Kita tidak merasakan emosi tersebut dengan sahabat, orangtua, atau saudara.

Karenanya, dua orang yang tadinya baik-baik saja saat masih berteman, justru bisa saling menyakiti saat relasinya berubah lebih dekat (menjadi pasangan). Misal: abusive, membentak, mengolok, saling mengkhianati.

Maka, ingatlah untuk selalu memperlakukan pasangan dengan baik, TERLEPAS dari mood/perasaan kita saat itu.
Jika kita bisa memperlakukan orang asing di jalan dengan lembut, sopan, bicara tanpa kata yang menyakiti hati...

Kenapa kita tidak bisa melakukan hal yang sama ke pasangan kita?

Hipokrit itu namanya.

Jangan hanya sibuk mencintai, tapi pastikan bahwa pasangan juga merasa dicintai.

Mencintai dengan membuat pasangan merasa dicintai adalah dua hal yang berbeda.

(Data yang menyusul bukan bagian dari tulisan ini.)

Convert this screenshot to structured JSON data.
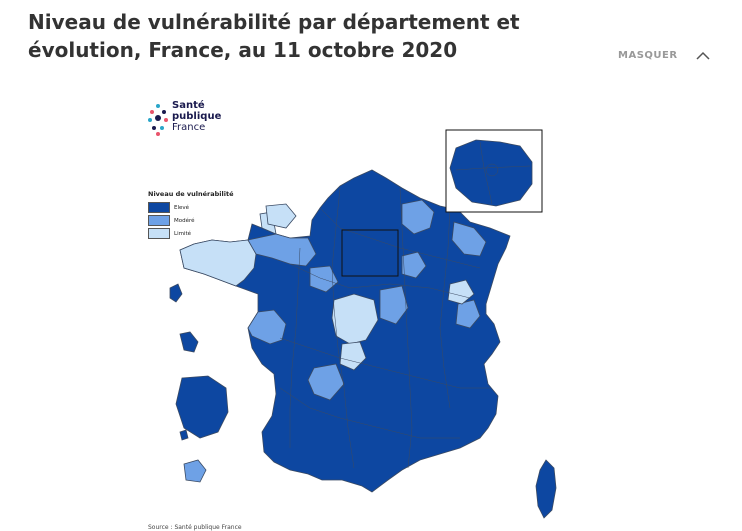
{
  "header": {
    "title": "Niveau de vulnérabilité par département et évolution, France, au 11 octobre 2020",
    "toggle_label": "MASQUER",
    "toggle_icon": "chevron-up-icon"
  },
  "logo": {
    "line1": "Santé",
    "line2": "publique",
    "line3": "France"
  },
  "legend": {
    "title": "Niveau de vulnérabilité",
    "items": [
      {
        "label": "Elevé",
        "color": "#0d47a1"
      },
      {
        "label": "Modéré",
        "color": "#6ea1e6"
      },
      {
        "label": "Limité",
        "color": "#c6e0f7"
      }
    ]
  },
  "map": {
    "colors": {
      "high": "#0d47a1",
      "moderate": "#6ea1e6",
      "limited": "#c6e0f7",
      "border": "#3a4a63"
    },
    "regions": [
      {
        "name": "france-metropolitan",
        "level": "high"
      },
      {
        "name": "brittany",
        "level": "limited"
      },
      {
        "name": "centre",
        "level": "limited"
      },
      {
        "name": "corsica",
        "level": "high"
      },
      {
        "name": "ile-de-france",
        "level": "high"
      },
      {
        "name": "guadeloupe",
        "level": "high"
      },
      {
        "name": "martinique",
        "level": "high"
      },
      {
        "name": "guyane",
        "level": "high"
      },
      {
        "name": "la-reunion",
        "level": "moderate"
      },
      {
        "name": "mayotte",
        "level": "high"
      }
    ]
  },
  "source": {
    "text": "Source : Santé publique France"
  }
}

Pertimbangkan perspektif pihak lain dalam melihat sesuatu.

Perbaiki komunikasi.

Bagi kamu yang sama sepertiku... Merasa down, sedih, atau mungkin patah hati tahun ini...

Sabar ya.

Aku yakin, suka tidak suka, kamu sedang ditempa, dibentuk menjadi sesuatu yang indah. Kamu sedang dipersiapkan untuk menjadi sesuatu yang lebih besar, BUKAN HANYA SEKADAR MENDERITA.

Untuk kamu yang merasa telah memilih pasangan yang salah... Atau merasa telah membuat kesalahan... Tak apa-apa.

Orang yang tidak pernah membuat kesalahan adalah orang yang tidak pernah membuat keputusan.